Honestly, I don’t live inside a white supremacist framework anymore. That framework can only exist in your experience if it exists in your mind. I never said I was color blind. It’s not that I don’t see the difference in race in the wider context, but when dealing with individuals, I must feel their vibe first. (I’m sooo New Age in that way.)

So, I actually thought I had this whole movie Dark Girls wrapped up. But about 20 minutes into the movie, I realized I was wrong. That’s when I put my pen down and stopped writing. I realized that on this road of colorism there were some twists and turns I hadn’t yet seen, and I wanted to take my shades off and really take it all in.

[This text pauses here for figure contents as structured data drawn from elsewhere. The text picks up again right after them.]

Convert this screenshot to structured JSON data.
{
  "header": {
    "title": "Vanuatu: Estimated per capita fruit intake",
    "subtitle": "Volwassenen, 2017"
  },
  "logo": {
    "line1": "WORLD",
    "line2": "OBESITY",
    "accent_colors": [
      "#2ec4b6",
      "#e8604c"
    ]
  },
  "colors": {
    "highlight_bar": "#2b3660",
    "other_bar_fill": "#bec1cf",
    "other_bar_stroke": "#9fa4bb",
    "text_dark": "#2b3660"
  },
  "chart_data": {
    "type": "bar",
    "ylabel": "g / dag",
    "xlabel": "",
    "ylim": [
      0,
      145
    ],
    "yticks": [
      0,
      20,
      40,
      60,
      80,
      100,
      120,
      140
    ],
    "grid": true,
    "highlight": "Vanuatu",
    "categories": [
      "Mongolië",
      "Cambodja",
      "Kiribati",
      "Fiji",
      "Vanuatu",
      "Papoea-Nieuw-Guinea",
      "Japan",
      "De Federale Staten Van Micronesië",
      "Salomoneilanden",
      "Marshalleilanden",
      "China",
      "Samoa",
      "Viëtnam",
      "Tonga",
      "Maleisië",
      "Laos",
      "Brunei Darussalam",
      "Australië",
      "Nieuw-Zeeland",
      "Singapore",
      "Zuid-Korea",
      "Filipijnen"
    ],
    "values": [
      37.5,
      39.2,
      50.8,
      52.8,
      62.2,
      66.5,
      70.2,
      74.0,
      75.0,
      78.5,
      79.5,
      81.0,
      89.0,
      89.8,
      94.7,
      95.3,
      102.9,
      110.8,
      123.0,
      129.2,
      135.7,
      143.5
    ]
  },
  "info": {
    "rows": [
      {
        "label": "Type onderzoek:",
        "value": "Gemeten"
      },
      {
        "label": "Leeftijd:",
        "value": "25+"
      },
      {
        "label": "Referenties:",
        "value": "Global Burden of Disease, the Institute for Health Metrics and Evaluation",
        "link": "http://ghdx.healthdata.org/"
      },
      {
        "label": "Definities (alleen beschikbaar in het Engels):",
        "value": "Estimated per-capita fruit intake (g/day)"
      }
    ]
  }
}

What I realized about colorism, is that when you look at it through the many lenses that the movie does, you see that the rabbit hole goes as deep as one can imagine. I felt literal visceral responses to what was being said, good and bad. It would have been ideal if I could have paused the movie and had discussion upon discussion about almost every scene. Some of it made me angry, but maybe not for the reasons that one may think. Others just made me, more importantly, want to ask more questions to everyone around me, including the people in the film. The filmmakers, the characters in the film, and the person sitting behind me. This film will make you want to TALK. I have to give it to Bill and Chann (the co-directors/producers of the film), they threw me for a loop. Talking heads and oft reused b-roll can be powerful if the words spoken are from the heart. The real stories and accounts from real women who had once lived their life in skin that made them feel less than enough took me for a ride. But who knew the journey would be so rich, nuanced, so bumpy, disgusting, sad, disheartening, riveting, exciting, and beautiful? It made me feel a little guilty for not going out of my way to support more media that focuses solely on this issue…but then, I had to not beat up on myself for being where I am in my life.

There was once a time where if it wasn’t Black media, I wasn’t buying it. And I criticized and nitpicked every mainstream piece of media I saw. I thought my world was going crazy, my friends were watching Friends DVD’s and not bothered by the fact that there was only one Black woman in the whole series, when the show is set in New York City, the melting pot of the world. But now I’m just into what makes me laugh. And now that I’ve truly accepted the fact that regardless of all the scientifically proven superiority of melanin versus lack of melanin, spiritually, we all have a chance to live our dreams. Dark Girls burst my bubble. But tonight, as I close my laptop, I will go back into it, my crazy world in my head, where everyone forgets their skin, and doesn’t see a Dark Girl, they just see me.